学校現場で道具や工具を持ち働いているのは、学校校務員しかいません。
 左に挙げたような業務もほんの一部でしかありません。教室の中だけに限っても、カーテン、戸棚、黒板、掃除用具入れ、掲示板と言った設備の具合が悪いと先ず、校務員の所に修理が回ってきます。一つひとつの仕事は一見してボリュームが無くても、部品一つでも違いますし、壊れ方も一様ではありません。修理の方法も違いますし、掛かる時間もまちまちです。
 ひとつの仕事がこれだけの作業量になると計量化できないのが、現場で何にでも対応する業務の特性だと思います。
 一日の仕事の流れを見ても、こんなに異質で多様な業務をこなすことは、能率的では ないと言えます。しかし、学校で現場に存在し、緊急に対応しなければならない児童・生徒の安全に直結した職務の性格を考えると最も効率的なものであると、私たちは考えています。
  こんな仕事を下請けにすることは、どれだけの業種のサポートを必要にするのか分かってもらえないため、吹田市は、私たちの人員削減を提案しています。
 もし、いつも一人で仕事をしなければならなくなると、広い学校の中で老朽化が進むばかりですから、どんな事態が発生するか分からない危険が、強くなっています。

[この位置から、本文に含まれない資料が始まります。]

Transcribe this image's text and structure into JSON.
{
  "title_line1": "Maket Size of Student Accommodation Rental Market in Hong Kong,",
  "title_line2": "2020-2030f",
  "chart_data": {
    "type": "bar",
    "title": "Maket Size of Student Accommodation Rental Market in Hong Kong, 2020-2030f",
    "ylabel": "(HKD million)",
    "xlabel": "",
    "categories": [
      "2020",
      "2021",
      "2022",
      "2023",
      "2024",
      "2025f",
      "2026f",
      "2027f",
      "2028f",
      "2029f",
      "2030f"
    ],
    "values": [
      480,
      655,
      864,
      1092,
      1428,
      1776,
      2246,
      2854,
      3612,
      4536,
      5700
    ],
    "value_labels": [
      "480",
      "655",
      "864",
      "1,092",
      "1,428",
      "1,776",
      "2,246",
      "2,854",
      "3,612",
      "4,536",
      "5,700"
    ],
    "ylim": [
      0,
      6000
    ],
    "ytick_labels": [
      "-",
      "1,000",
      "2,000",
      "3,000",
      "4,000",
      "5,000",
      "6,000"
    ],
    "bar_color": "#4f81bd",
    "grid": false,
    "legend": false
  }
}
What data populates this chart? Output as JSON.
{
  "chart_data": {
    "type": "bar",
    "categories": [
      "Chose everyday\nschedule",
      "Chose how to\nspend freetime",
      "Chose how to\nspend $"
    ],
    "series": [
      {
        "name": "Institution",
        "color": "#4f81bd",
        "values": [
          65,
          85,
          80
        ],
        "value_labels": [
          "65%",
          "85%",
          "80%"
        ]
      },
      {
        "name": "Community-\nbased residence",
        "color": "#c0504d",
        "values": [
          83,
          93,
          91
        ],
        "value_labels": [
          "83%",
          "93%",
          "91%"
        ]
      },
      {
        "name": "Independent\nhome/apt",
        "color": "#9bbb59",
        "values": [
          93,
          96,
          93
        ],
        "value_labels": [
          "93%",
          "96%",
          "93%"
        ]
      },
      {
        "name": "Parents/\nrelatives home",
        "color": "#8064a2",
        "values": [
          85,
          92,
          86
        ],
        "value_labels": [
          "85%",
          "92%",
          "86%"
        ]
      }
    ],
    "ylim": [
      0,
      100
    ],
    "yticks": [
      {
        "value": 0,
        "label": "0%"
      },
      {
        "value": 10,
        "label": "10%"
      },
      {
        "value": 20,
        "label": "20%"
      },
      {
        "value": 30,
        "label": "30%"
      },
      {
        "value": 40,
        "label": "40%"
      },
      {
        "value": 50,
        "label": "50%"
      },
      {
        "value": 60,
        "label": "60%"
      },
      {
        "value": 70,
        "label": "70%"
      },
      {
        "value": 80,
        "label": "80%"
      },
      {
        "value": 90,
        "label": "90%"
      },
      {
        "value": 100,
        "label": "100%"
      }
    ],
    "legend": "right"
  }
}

事故にあったときの心配もありますが、一人で対応できないことも増えてきますし、今なら気軽に応じている 児童・生徒が遊んでいてボールを屋根の上に上げてしまった時など、二連梯子を使ってそれを下ろすことなど、やり辛くなります。

一つの学校で
 蛍光灯 1000本

 教室、階段、廊下の蛍光灯だけでも、一つの学校で1000本を超えます。器具が古くなると管の寿命は短くなりますし、開放廊下の所ではさらに短くなります。
 教室の天井高さは、3m以上となっていますから、常に脚立を使った作業となります。

 

 樹木を適時に管理剪定

 学校には多くの種類の樹木が教育目的と環境作りのために植えられています。樹木は、種類によって剪定の適した時期があります。
 季節が来れば花が学校内のあちこちで咲きますが、その前後には細やかな管理剪定作業を現場に常駐する校務員が行います。まさに、年間を通した選定などの作業がおこなわれています。


 

 草刈り作業

 花壇のような場所以外の除草作業は、エンジン刈り払い機で行います
 エンジンの騒音と小石や砂、泥が飛散するため、児童・生徒が近づかないよう、授業の邪魔にならないよう神経を使います

 

掲示板クロス貼り

 古くなった掲示板のクロスの張り替え作業は校務員の作業になります。
 学校では、掲示板の利用頻度が高く、クロスなどの貼り替えは欠かすことが出来ません。

老朽化する危険個所の点検

 吹田の学校施設の老朽化に伴い安全点検作業が重要になっています。2002年度より、研修を受けながら現場で出来る安全点検を校務員が行っています。

   


低層棟の多いニュータウン
屋上の落ち葉掃除も大切です

 子ども達が掃除できないところは、私たちの掃除範囲になりますが、以外と知られていないのが校舎や体育館屋根、屋上の清掃です。放置すると雨漏りの原因になります。